SSNeRF: Sparse View Semi-supervised Neural Radiance Fields with Augmentation

TL;DR

SSNeRF tackles sparse-view NeRF by introducing a semi-supervised teacher–student framework augmented with sparse-view-specific degradations. A confidence-map system combining epistemic uncertainty and HSV-based cues guides high-confidence pseudo-labels from a teacher to supervise a perturbed student, while progressively challenging augmentations expose and mitigate density-noise and blur. An EMA-updated teacher transfers denoising capabilities back, yielding robust novel-view synthesis with fewer artifacts in real and synthetic datasets. The approach demonstrates clear improvements over state-of-the-art sparse-view methods and offers practical resilience against sparse-view degradation in complex scenes.

Abstract

Sparse view NeRF is challenging because limited input images lead to an under constrained optimization problem for volume rendering. Existing methods address this issue by relying on supplementary information, such as depth maps. However, generating this supplementary information accurately remains problematic and often leads to NeRF producing images with undesired artifacts. To address these artifacts and enhance robustness, we propose SSNeRF, a sparse view semi supervised NeRF method based on a teacher student framework. Our key idea is to challenge the NeRF module with progressively severe sparse view degradation while providing high confidence pseudo labels. This approach helps the NeRF model become aware of noise and incomplete information associated with sparse views, thus improving its robustness. The novelty of SSNeRF lies in its sparse view specific augmentations and semi supervised learning mechanism. In this approach, the teacher NeRF generates novel views along with confidence scores, while the student NeRF, perturbed by the augmented input, learns from the high confidence pseudo labels. Our sparse view degradation augmentation progressively injects noise into volume rendering weights, perturbs feature maps in vulnerable layers, and simulates sparse view blurriness. These augmentation strategies force the student NeRF to recognize degradation and produce clearer rendered views. By transferring the student's parameters to the teacher, the teacher gains increased robustness in subsequent training iterations. Extensive experiments demonstrate the effectiveness of our SSNeRF in generating novel views with less sparse view degradation. We will release code upon acceptance.
Paper Structure (22 sections, 4 equations, 3 figures, 3 tables)

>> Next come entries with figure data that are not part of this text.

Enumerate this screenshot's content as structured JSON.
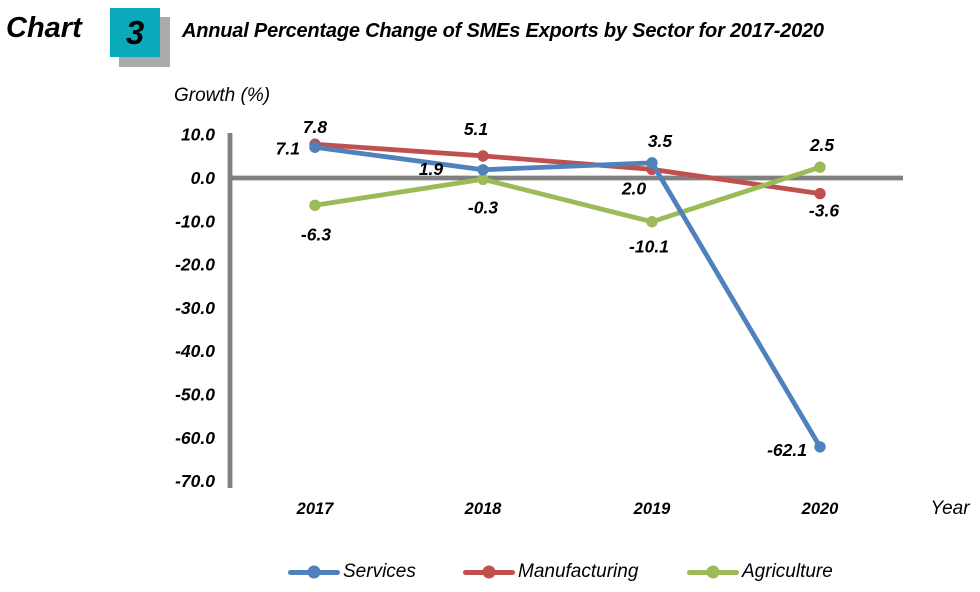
{
  "header": {
    "prefix": "Chart",
    "number": "3",
    "title": "Annual Percentage Change of SMEs Exports by Sector for 2017-2020",
    "badge_color": "#0AAABB",
    "badge_shadow_color": "#ABABAB"
  },
  "chart_data": {
    "type": "line",
    "title": "Annual Percentage Change of SMEs Exports by Sector for 2017-2020",
    "ylabel": "Growth (%)",
    "xlabel": "Year",
    "categories": [
      "2017",
      "2018",
      "2019",
      "2020"
    ],
    "ylim": [
      -70,
      10
    ],
    "ytick_step": 10,
    "yticks": [
      "10.0",
      "0.0",
      "-10.0",
      "-20.0",
      "-30.0",
      "-40.0",
      "-50.0",
      "-60.0",
      "-70.0"
    ],
    "grid": false,
    "legend_position": "bottom",
    "axis_color": "#808080",
    "marker_style": "circle",
    "series": [
      {
        "name": "Services",
        "color": "#4F81BD",
        "values": [
          7.1,
          1.9,
          3.5,
          -62.1
        ],
        "label_offsets": [
          {
            "dx": -15,
            "dy": 7,
            "anchor": "end"
          },
          {
            "dx": -52,
            "dy": 5,
            "anchor": "middle"
          },
          {
            "dx": 8,
            "dy": -16,
            "anchor": "middle"
          },
          {
            "dx": -13,
            "dy": 9,
            "anchor": "end"
          }
        ]
      },
      {
        "name": "Manufacturing",
        "color": "#C0504D",
        "values": [
          7.8,
          5.1,
          2.0,
          -3.6
        ],
        "label_offsets": [
          {
            "dx": 0,
            "dy": -11,
            "anchor": "middle"
          },
          {
            "dx": -7,
            "dy": -21,
            "anchor": "middle"
          },
          {
            "dx": -18,
            "dy": 25,
            "anchor": "middle"
          },
          {
            "dx": 4,
            "dy": 23,
            "anchor": "middle"
          }
        ]
      },
      {
        "name": "Agriculture",
        "color": "#9BBB59",
        "values": [
          -6.3,
          -0.3,
          -10.1,
          2.5
        ],
        "label_offsets": [
          {
            "dx": 1,
            "dy": 35,
            "anchor": "middle"
          },
          {
            "dx": 0,
            "dy": 34,
            "anchor": "middle"
          },
          {
            "dx": -3,
            "dy": 31,
            "anchor": "middle"
          },
          {
            "dx": 2,
            "dy": -16,
            "anchor": "middle"
          }
        ]
      }
    ],
    "draw_order": [
      "Manufacturing",
      "Agriculture",
      "Services"
    ]
  }
}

This paper contains 22 sections, 4 equations, 3 figures, 3 tables.

Figures (3)

  • Figure 1: Qualitative results on scene fern and drums under 3 training-view setting. Ours can effectively remove the hallucinations and floating points for rendered images. For zoom-in version, please refer to Figure \ref{['fig:zoom_in_visual']}. Results of more scenes can be found in supplementary material.
  • Figure 2: SSNeRF Framework. Our framework consists of two stages: (A) pretraining stage and (B) semi-supervised learning stage. The parameters are assigned to both teacher branch and student branch as initialization. Student branch is challenged with designed augmentation and supervised by teacher generated high-confidence pseudo-label together with sparse-view training data. The learned knowledge is passed to teacher by EMA, and at inference time, we remove all augmentations and only keep teacher NeRF.
  • Figure 3: Zoom-in qualitative results on scene fern, leaves, and trex with 3 training views. We select the regions that contain floating points with light red boxes and show the weakness by dark red circles. More can be found in supplementary materials.